Au poste de d’Abengourou, — le centre principal,
— il est impossible, à vingt ans de distance, de reconnaître quoi que ce
soit dans l’état des lieux : des cases propres et confortables, des
indigènes sous la direction d’un chef puissant qui va recruter, dit-il, des
travailleurs chez les sauvages du Mossi, des succursales nombreuses, des firmes
européennes établies, d’où un trafic considérable qui donne au pays, à l’époque
de la « traite », un mouvement intensif et des plus suggestif. Telle
est l’impression ressentie et qu’a traduite à son tour récemment le professeur
E.-M. Perrot dans son livre substantiel : Où en est l’Afrique
Occidentale Française ? (Larose, éd., Paris).

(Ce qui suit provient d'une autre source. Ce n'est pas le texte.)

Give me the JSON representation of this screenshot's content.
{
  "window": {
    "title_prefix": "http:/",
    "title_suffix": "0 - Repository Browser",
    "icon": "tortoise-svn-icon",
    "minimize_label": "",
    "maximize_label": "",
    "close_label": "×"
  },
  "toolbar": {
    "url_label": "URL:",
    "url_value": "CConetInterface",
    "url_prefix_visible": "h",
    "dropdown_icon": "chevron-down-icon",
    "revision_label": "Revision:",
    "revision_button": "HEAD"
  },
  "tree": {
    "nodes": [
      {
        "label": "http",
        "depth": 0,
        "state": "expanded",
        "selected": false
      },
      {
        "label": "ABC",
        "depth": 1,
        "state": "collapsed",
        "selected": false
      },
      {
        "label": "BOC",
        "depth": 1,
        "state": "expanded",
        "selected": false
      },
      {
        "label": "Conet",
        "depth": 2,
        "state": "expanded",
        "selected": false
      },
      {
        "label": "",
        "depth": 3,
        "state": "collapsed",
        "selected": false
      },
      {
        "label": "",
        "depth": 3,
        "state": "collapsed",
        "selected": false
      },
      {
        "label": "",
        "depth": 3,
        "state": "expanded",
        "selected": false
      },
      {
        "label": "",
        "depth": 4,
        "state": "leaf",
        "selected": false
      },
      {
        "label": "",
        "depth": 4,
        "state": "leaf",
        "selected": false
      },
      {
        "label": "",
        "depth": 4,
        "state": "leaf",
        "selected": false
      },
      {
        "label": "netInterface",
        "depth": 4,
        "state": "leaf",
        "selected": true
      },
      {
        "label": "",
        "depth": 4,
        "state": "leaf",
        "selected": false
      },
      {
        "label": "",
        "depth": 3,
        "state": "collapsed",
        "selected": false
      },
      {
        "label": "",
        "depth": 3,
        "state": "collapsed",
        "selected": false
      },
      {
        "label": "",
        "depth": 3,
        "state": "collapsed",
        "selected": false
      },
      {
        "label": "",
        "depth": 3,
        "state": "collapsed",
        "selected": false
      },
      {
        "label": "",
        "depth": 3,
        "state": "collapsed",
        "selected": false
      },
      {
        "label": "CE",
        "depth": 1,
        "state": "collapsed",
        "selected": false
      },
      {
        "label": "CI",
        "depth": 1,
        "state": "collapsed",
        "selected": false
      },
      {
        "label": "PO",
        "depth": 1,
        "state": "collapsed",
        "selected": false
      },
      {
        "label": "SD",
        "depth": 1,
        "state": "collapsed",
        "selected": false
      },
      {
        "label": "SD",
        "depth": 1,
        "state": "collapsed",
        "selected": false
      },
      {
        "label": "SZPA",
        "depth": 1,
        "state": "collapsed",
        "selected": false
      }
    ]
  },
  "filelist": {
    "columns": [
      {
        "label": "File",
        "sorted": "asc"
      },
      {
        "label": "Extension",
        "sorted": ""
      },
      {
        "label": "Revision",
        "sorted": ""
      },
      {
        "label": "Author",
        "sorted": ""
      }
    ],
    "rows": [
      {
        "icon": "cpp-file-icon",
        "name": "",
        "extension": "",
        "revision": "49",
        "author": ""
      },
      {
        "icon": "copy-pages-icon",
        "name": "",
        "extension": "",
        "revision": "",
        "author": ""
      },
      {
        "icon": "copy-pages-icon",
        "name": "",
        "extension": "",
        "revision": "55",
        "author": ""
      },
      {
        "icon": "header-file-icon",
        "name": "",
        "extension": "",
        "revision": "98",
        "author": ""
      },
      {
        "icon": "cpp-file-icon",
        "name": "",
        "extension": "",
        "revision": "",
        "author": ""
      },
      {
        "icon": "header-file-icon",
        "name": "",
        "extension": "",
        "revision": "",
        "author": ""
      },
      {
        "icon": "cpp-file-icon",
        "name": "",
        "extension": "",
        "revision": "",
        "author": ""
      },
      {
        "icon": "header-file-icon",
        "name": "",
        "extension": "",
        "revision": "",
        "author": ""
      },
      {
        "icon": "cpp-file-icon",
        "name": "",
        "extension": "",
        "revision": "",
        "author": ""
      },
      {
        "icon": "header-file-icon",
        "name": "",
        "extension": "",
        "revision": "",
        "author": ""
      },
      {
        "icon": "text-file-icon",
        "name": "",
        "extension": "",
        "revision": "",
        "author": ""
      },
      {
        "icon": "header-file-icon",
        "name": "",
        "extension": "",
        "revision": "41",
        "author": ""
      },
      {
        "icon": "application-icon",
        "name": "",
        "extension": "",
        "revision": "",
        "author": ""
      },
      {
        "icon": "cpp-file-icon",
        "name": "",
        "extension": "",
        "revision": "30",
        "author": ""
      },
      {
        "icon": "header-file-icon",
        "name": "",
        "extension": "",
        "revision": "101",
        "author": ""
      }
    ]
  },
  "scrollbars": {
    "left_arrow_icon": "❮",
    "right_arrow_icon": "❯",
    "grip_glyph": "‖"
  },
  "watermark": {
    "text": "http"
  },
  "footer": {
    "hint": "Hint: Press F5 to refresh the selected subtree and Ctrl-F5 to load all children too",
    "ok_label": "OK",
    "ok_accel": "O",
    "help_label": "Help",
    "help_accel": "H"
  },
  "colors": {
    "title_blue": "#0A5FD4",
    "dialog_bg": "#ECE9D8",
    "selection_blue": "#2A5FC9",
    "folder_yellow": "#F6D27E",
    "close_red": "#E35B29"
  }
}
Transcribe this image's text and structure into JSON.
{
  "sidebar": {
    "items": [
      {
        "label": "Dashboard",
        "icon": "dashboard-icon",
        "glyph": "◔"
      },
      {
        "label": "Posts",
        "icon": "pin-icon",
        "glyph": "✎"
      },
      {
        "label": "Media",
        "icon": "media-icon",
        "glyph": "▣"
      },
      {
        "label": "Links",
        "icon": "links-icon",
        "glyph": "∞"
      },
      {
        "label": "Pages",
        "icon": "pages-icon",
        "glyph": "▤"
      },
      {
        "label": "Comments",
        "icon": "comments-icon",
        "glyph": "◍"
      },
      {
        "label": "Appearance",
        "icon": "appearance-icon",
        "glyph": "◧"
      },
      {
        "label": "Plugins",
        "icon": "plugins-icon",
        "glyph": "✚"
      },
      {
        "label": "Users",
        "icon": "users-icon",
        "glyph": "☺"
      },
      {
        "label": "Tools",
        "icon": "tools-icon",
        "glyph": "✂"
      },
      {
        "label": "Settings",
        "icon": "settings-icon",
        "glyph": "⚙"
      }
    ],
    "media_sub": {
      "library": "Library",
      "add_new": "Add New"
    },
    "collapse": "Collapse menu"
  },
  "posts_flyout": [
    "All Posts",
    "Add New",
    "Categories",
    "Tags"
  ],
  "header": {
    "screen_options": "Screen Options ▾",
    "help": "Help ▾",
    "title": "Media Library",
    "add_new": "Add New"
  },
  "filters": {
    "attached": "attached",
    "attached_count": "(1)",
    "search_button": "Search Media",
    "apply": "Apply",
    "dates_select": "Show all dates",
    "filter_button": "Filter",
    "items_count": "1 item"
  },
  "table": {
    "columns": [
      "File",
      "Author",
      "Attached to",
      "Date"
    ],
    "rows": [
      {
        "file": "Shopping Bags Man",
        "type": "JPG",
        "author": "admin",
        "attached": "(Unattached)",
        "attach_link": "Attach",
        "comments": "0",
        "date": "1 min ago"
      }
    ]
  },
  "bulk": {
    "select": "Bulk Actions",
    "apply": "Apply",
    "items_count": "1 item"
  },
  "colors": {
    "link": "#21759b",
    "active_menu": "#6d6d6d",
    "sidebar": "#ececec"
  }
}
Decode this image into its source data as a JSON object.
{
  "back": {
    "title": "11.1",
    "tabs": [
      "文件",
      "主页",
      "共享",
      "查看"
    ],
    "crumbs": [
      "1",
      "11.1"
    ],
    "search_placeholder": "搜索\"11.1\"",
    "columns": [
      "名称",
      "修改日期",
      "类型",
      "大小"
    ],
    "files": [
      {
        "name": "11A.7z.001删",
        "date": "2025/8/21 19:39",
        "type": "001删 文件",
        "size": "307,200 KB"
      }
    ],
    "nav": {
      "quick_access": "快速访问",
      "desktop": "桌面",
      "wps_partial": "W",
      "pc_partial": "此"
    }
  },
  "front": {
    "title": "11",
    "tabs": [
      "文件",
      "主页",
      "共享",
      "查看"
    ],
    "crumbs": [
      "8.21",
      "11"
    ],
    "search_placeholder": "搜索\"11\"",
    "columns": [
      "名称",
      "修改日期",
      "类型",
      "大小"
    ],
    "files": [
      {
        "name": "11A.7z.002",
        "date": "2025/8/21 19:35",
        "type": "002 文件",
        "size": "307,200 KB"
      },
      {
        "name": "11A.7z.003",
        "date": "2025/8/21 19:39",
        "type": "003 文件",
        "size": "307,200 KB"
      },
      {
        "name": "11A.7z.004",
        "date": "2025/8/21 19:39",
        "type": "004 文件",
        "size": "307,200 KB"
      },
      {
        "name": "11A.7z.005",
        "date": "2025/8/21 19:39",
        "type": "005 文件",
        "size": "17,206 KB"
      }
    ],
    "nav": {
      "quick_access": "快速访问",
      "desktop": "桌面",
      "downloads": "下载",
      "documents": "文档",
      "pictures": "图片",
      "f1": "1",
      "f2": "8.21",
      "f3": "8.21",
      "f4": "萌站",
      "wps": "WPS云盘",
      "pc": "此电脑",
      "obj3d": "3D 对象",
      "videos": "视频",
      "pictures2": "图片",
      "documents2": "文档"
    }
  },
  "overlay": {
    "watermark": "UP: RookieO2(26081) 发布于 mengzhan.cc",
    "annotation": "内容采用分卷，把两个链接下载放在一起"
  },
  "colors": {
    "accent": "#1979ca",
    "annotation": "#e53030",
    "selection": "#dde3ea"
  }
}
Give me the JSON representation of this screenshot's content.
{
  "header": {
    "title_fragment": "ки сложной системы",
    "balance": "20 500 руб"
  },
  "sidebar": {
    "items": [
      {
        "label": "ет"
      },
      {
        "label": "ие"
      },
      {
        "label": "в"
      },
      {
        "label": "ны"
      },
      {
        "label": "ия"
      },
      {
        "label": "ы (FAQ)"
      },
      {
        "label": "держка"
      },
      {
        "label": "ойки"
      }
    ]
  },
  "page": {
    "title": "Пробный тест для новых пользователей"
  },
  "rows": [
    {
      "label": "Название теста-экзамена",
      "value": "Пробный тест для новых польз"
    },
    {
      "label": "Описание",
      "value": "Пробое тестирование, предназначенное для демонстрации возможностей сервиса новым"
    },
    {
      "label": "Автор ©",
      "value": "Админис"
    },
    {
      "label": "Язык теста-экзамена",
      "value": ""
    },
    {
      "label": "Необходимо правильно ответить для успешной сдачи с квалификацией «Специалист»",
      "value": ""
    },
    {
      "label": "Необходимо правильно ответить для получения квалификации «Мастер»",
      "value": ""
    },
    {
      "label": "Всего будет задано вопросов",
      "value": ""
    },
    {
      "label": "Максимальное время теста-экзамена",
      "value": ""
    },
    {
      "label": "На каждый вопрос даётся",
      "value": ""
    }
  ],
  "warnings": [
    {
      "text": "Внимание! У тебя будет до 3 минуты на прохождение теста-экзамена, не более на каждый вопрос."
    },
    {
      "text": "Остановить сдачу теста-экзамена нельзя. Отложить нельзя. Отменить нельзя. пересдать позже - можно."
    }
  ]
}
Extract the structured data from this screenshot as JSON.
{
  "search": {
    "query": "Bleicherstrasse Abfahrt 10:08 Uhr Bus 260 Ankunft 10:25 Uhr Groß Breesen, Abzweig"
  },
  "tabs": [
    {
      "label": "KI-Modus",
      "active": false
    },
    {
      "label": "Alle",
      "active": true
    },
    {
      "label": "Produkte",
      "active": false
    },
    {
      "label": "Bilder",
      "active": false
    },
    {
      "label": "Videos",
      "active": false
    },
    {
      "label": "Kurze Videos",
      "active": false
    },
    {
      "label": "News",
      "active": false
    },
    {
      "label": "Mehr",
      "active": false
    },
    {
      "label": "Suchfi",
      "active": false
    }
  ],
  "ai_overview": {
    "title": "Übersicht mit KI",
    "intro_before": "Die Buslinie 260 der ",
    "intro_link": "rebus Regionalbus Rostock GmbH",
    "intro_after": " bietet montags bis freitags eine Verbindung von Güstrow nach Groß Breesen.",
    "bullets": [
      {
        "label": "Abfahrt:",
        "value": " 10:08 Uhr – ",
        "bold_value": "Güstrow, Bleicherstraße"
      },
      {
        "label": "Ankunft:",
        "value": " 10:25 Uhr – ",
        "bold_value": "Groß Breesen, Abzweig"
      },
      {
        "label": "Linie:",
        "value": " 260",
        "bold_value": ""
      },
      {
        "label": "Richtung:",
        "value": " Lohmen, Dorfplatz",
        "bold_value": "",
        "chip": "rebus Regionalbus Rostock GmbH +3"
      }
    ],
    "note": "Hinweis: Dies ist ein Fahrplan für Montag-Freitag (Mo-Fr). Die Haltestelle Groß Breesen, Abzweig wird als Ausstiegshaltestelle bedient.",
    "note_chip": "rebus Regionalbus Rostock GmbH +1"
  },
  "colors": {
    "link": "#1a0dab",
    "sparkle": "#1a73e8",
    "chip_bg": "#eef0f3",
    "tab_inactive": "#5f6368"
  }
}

Au moment de la traite, le cacao est rassemblé dans les
centres d’achat. Lorsqu’ils sont trop éloignés, les indigènes apportent leur
récolte sur le bord de la route où ils attendent paisiblement le passage des
camions des factoreries. Aux premières lueurs du jour, avant même, ceux-ci sont
partis à vive allure pour ne rentrer de leur randonnée que le soir avec des
chargements qui « sont souvent un défi au bon sens ». Certes, ils
font quelquefois un tour dans le fossé ou une halte plutôt brusque contre un
des arbres de la route ... Incident négligeable, ils repartent tant bien
que mal. Spectacle journalier : un camion prend un virage avec une si
parfaite désinvolture qu’il égrène son chargement sur plus de deux cents
mètres. Naturellement, les sacs sont essaimés sur les à-côtés de la route et,
comme ils sont généralement surmontés d’une véritable cargaison humaine, sans
souci de surcharge pour les moteurs, on assiste à une salade de jambes, de
pagnes aux vives couleurs, de calebasses, de poulets ficelés par quatre, de
baluchons invraisemblables, de mioches qui piaillent. Qu’on se rassure,
personne n’a de mal, rien de cassé, le « noir est en caoutchouc »,
comme on dit couramment à la Côte. Mais dépêchons-nous d’opérer le rechargement
des sacs et des colis en chair et en os. Car c’est à celui des acheteurs
indigènes, souvent possesseurs de leur voiture, opérant pour les
« maisons », qui rentrera, la journée terminée, avec la plus forte
quantité de produits.
Pendant douze heures consécutives (le jour ne dure que douze
heures), l’acheteur draine tout un secteur, fouillant les centres d’achat, les
villages, « s’arrêtant d’un coup de frein brusque, lorsqu’au bord de la
route il aperçoit un indigène accroupi auprès de quelques sacs ». Non sans
grands cris et avec de grands gestes, on discute âprement, mais dans le minimum
de temps, ce qui est rare en pays noir, car il faut repartir au plus vite, afin
de ne pas se laisser rejoindre par un concurrent qui déjà vous talonne.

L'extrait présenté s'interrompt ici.